The wave of anti-government demonstrations, prompted in part by discontent over economic hardship and alleged corruption, are the most serious since months of unrest in 2009 that followed the disputed re-election of then-President Mahmoud Ahmadinejad.

Saturday’s protests coincided with state-sponsored rallies staged across the Islamic Republic to mark the final suppression of the 2009 unrest by security forces, with mass pro-government events in Tehran and Mashhad, Iran’s second city.

Pro-government rallies were held in some 1,200 cities and towns in all, state television reported.

At the same time, anti-government demonstrations broke out anew in a string of cities.

In Tehran, until now untroubled by anti-government demonstrations, protesters confronted and stoned riot police around the main university, with pro-government crowds nearby.

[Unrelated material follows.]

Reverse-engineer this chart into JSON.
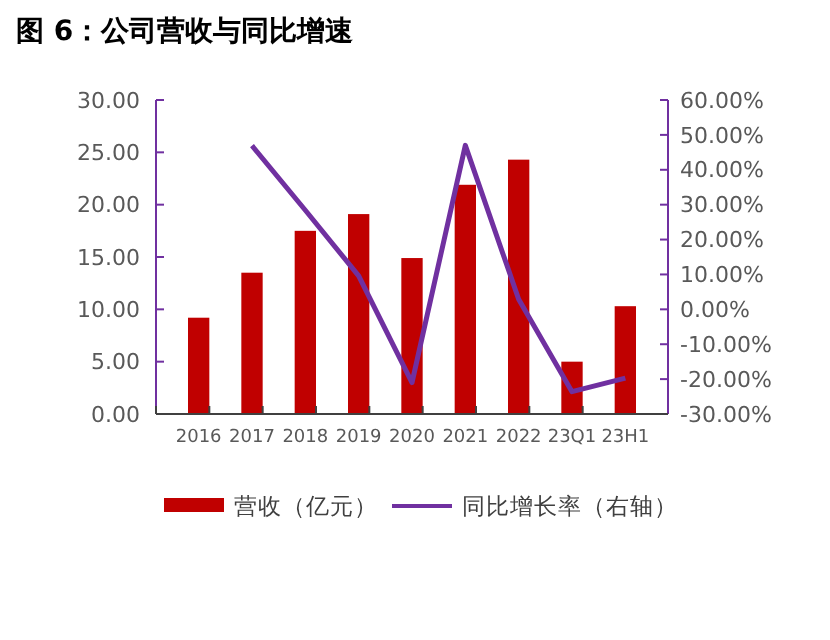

Videos posted on social media from the western town of Dorud showed two young men lying motionless on the ground, each covered with blood. A voiceover said they had been shot dead by riot police.

Other protesters in the video chanted, “I will kill whoever killed my brother!” The video, like others posted during the current protest wave, could not be immediately authenticated.

In earlier footage, marchers in Dorud shouted, “Death to the dictator,” referring to Supreme Leader Ayatollah Ali Khamenei.

Social media video from Mashhad showed protesters overturning a riot police car and police motorcycles set ablaze.

In Tehran, the semi-official news agency Fars said up to 70 students gathered in front of its main university and hurled rocks at police, also chanting, “Death to the dictator.”

According to unverified social media reports, this is the court complex in the city of Kerman going up in flames.

Social media footage showed riot police using clubs to disperse more protesters marching in nearby streets, and arresting some of them. The student news agency ISNA said police shut two metro stations to prevent more protesters arriving.

In Tehran and Karaj west of the capital, protesters smashed windows on state buildings and set fires in the streets.

Images carried by the semi-official news agency Tasnim showed burning garbage bins and smashed-up bus shelters in the street lining the university after the protests subsided.

The United States condemned the scores of arrests of protesters reported by Iranian media since Thursday.

President Donald Trump tweeted, “The entire world understands that the good people of Iran want change, and, other than the vast military power of the United States, that Iran’s people are what their leaders fear the most.”

State media quoted Foreign Ministry spokesman Bahram Qassemi as saying in response to an earlier Trump tweet criticising the arrests: “The Iranian people see no value in the opportunistic claims by American officials and Mr. Trump.”